Alex Lifeson’s simple yet calculated solo is such a goldmine in this track. A really brilliant utilization of the whammy bar, Lifeson introduces excellent vibrato employment with just relatively few notes to work with. Nothing to over the top, that dive bomb is sure to tug at your heartstrings.
Crazy Train (Ozzy Osbourne)
Randy Rhoad’s simple progressions does wonders for the song’s buildup, but his solo pales everything else in comparison. A technical arpeggio brings in the portion, with masterful precision as he goes along the solo, the cascading progression and repeats bringing on a full metal sound.
Purple Rain (Prince)
Another candidate for the not-too-flashy guitar solos, Prince’s musical artistry is shown off with a no-frills, zero-gimmick enchanting solo. Bending strings for breakfast, Prince tastefully fulfills the dreams of many with his amazing ability to control sustain, and that heavily emotional yet simple riff that captured the hearts of his fans.
Beat It (Michael Jackson)
Who says only rockstars get the best solo treatment around here? Eddie Van Halen displays his solo skills once again, with an intense sustain as a forerunner, then diving into aggressive arpeggios that escalate as MJ enters with his vocals. The epic standoff in the music video couldn’t have deserved anything more than that epic backing track.

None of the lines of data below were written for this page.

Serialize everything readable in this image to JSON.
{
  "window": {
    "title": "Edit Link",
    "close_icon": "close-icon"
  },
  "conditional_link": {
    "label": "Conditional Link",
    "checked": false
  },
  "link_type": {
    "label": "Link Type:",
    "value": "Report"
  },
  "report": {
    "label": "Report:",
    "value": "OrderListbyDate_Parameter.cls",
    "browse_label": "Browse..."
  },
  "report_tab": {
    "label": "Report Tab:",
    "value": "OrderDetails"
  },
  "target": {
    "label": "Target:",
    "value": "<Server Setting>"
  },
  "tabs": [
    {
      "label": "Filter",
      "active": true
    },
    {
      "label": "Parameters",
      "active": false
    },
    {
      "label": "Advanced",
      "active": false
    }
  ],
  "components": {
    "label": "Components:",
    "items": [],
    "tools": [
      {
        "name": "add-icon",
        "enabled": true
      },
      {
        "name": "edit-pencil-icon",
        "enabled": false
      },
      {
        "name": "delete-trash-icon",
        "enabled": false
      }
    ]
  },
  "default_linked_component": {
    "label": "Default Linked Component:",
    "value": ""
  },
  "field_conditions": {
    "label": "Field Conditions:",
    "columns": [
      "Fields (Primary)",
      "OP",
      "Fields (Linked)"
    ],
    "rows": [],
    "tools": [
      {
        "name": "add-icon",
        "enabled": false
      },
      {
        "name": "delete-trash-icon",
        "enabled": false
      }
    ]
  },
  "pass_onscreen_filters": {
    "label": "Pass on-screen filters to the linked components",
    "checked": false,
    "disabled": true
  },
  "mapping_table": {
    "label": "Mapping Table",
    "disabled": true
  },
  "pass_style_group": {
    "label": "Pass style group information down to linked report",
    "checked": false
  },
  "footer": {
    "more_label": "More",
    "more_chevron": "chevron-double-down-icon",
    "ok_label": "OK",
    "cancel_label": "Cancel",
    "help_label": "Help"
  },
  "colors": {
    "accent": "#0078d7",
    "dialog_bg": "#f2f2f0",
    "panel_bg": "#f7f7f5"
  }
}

Sweet Child O’ Mine (Guns N’ Roses)
The young Slash was a prodigy in terms of guitar work, with Appetite For Destruction’s collection of solos. His riffs are easy to follow and sounds really good even with its simplicity, proving Slash’ ability to gauge fitting progressions. While the verse solos are something in themselves, the bridge solo gets the most love. Completely capturing that bittersweet emotion, Slash’s solo sounds like a derivation of Santana’s sound, which concludes into a whirlwind of notes that is the light-or sound- amidst the confusion.
Fade To Black (Metallica)
Even with the song just starting, Kirk Hammett already dishes out the good stuff with a powerful, driving solo over a calm riff. But the ending solo claims the crown. Hammett manages to keep up despite the ramping up of the song progression, leading to a build up of overdriven notes, which he chases with a tasteful and somehow heartfelt slow-lo. You can never go wrong with this one.